Catering to the district’s large Hispanic population, the chefs also assemble breakfast burritos made of whole-grain spinach tortillas, sausage, eggs, cheddar cheese and salsa at the carts. “We like to spice it up with a little salsa and get lycopene in students’ diet,” Taddeo says.
When Taddeo receives government-funded fresh fruit and vegetable grants, he adds fresh fruit to his breakfasts. Whole-grain organic blueberry pancakes with honey syrup and banana were served when the grant was available.
Another addition Taddeo plans to add is fresh juices. “This year I have been into juicing for myself and I said, ‘If I’m doing it for myself, why not do it for the kids,’” he explains. “I’m going to try beet, apple and ginger, things students wouldn’t necessarily try.”
Taddeo also works on appealing to his students’ visual senses with packaging. He offers microwavable clamshells for those students who wish to heat their meals at a later time, as well as a box made out of recycled cardboard with a paper handle. “The kids love the box because it looks like a Chinese takeout container.”
Packaging sells: Also playing up packaging is Chef Eddie Childers from The Bakery at Sullivan University in Louisville, Ky. Childers packages to-go items in brown boxes tied with a gold ribbon, topped with a sticker that has The Bakery’s logo. Childers has developed a new line of savory breakfast baked goods to fill those fancy boxes. Caramelized onion-bacon biscuits and wild mushroom and potato strudel are two products available on the new line, both of which play off familiar comfort foods.
For an unusual sweet choice that is typically savory, Childers offers a breakfast pizza with fresh peach and cranberry compote, vanilla bean custard and streusel crumbs. At Sullivan, which offers a professional culinary program, students prefer creative twists on recognizable dishes, says Scott Stromer, executive director of food and beverage operations.
The new line offers convenient, trendy options for students, Stromer says. “They are looking for comfort foods that they are accustomed to at home and quick grab and go because of their schedules.”
Playing up the white: Omelets do well at Dress Barn’s corporate headquarters in Suffern, N.Y., according to Foodservice Director Anthony Schepis, who is employed by Gourmet Dining, based in Madison, N.J. The most popular omelets these days, however, have no yolks.

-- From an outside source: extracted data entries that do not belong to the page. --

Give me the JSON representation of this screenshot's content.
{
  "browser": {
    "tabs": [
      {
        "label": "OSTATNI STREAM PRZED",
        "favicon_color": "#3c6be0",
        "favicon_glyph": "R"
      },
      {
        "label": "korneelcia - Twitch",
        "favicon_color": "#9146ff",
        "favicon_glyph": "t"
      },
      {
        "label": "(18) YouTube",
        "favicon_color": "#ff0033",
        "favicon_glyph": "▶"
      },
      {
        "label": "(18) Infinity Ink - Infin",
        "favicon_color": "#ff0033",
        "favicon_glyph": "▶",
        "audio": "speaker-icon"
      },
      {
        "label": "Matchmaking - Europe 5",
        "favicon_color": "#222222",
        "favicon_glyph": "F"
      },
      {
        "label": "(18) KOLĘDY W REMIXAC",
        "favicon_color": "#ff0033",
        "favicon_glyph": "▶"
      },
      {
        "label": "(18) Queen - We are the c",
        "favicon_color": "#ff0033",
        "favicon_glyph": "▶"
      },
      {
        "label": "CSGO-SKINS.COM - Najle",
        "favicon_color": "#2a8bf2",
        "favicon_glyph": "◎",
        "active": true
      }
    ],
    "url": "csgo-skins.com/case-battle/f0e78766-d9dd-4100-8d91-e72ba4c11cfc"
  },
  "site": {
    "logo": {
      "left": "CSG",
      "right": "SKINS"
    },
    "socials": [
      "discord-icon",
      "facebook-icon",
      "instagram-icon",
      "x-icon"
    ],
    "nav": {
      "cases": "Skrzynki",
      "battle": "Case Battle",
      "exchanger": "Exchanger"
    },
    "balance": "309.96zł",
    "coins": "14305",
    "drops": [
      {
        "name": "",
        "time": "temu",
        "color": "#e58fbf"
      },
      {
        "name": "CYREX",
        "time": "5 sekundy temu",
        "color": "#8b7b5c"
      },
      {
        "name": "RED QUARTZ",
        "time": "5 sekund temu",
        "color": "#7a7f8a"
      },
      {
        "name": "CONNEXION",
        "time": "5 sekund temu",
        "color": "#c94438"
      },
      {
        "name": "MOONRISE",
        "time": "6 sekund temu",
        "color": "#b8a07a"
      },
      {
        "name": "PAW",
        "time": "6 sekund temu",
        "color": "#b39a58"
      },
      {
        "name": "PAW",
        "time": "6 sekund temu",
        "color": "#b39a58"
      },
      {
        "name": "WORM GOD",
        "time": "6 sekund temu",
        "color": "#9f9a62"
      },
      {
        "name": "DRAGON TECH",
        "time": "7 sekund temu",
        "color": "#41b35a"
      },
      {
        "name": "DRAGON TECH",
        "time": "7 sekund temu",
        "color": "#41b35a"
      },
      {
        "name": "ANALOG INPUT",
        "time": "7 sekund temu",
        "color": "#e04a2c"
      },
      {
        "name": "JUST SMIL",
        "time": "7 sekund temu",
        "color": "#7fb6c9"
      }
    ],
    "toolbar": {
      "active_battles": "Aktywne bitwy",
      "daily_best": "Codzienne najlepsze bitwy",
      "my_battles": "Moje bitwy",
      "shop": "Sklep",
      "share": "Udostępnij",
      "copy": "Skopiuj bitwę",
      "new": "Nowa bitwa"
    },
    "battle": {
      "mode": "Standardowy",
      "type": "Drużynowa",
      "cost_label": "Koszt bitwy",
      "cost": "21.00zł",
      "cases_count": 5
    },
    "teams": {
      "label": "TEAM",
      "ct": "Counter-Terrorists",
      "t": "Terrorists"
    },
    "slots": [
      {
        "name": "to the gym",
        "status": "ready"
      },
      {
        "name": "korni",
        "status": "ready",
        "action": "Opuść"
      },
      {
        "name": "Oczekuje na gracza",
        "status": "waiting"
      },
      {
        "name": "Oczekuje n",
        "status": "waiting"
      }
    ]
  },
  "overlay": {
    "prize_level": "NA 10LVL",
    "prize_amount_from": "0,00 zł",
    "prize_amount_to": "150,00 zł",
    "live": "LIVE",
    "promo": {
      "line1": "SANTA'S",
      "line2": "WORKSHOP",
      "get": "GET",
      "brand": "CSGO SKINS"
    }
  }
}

“We’ve seen a marked increase in egg white omelets,” Schepis says. “There’s a transformation going on here toward a healthier product.”
Each morning Dress Barn’s 300 employees can also select instant oatmeal, breakfast sandwiches and pastries, including a new addition of yogurt-based muffins. Schepis says about half of the company’s employees purchase a meal each day. He adds that most customers eat their meals at their workstations.